Una felicidad triste

Irresuelta y sin absolutos. A excepción de la muerte, esa que es verdad y destino certero. Me revelé contra todo pronóstico. Decidida, egoísta y apasionada, como siempre, como nunca.

Tenía los pies embarrados de nostalgias por intentar caminar de vuelta al pasado. Las manos frías y heladas por abrigarme en un futuro inestable e incierto. Y el corazón contrito, remendado con la tierra infértil del presente.

Tenía toda la culpa, por inventarme una historia imposible, por aferrarme a la utopía de unos ojos grises y hacer eterna una felicidad a medias, inacabada y triste. Sí, una felicidad triste. Hasta en eso resultaba siendo ambivalente y caóticamente existencial. Con el drama del desamor cosido al alma, como quien colecciona corazones rotos y acaba desgarrándose desde adentro, para siempre y luego queriendo resucitarse a sí misma.

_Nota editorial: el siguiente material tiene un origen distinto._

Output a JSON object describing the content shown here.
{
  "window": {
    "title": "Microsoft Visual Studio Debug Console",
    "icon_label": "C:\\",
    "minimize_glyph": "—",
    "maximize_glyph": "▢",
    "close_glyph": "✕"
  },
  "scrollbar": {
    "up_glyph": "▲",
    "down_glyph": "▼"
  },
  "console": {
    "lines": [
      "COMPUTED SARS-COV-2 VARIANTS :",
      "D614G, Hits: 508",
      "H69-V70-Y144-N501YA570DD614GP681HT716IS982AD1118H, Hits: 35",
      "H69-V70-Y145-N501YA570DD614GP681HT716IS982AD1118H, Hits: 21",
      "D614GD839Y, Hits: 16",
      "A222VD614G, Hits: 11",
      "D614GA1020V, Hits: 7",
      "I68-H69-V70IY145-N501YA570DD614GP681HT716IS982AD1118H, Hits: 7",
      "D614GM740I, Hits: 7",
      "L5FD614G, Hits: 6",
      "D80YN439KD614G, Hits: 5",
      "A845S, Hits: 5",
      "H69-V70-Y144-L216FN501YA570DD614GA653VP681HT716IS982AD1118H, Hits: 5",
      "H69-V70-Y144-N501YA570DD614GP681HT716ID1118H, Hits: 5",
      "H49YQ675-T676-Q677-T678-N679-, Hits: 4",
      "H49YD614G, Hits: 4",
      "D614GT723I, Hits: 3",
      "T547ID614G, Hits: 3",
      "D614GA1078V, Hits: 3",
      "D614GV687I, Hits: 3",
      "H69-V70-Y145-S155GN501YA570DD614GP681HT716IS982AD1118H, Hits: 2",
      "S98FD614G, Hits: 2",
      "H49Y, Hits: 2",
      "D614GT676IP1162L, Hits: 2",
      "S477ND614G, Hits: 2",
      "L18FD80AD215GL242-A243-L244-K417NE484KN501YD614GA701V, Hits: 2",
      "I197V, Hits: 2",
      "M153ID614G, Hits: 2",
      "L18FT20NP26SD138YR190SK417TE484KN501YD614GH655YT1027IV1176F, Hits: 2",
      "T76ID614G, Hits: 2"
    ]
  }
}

Yo no tenía ni idea de lo que hacía o hacia dónde debía ir. Sin embargo, dejaba que el peso de mis incontables frustraciones acabara muriéndose mientras escupía mis pensamientos en prosa libre, e inentendible para los otros.

La carga de mis propias cruces debía llevarla yo y nadie más, entonces, al escribir de manera incorregible y sin puntos finales, siempre en suspensivos, dejaba que mis historias del tiempo, de la vida, de mis años terminaran en una especie de coleccionario, que de vez en cuando me recordaban cuán irresuelta estaba mi vida.

Irresuelta según los dogmas y estereotipos sociales, que inevitablemente me acuchillaban la conciencia en forma de reproches de terceros. Irresuelta por ignorar todas las señales y encapricharme casi demencialmente con el mismo patrón de hombres. Irresuelta por mandar todo al carajo cuando todo parecía perfecto y dar cincuenta pasos hacia atrás, volviendo a casa y ensimismarse en mis propios males y frustraciones de veinteañera.

Tenía 27 cuando descubrí que lo único que me quedaba por hacer era escribir… escribirme.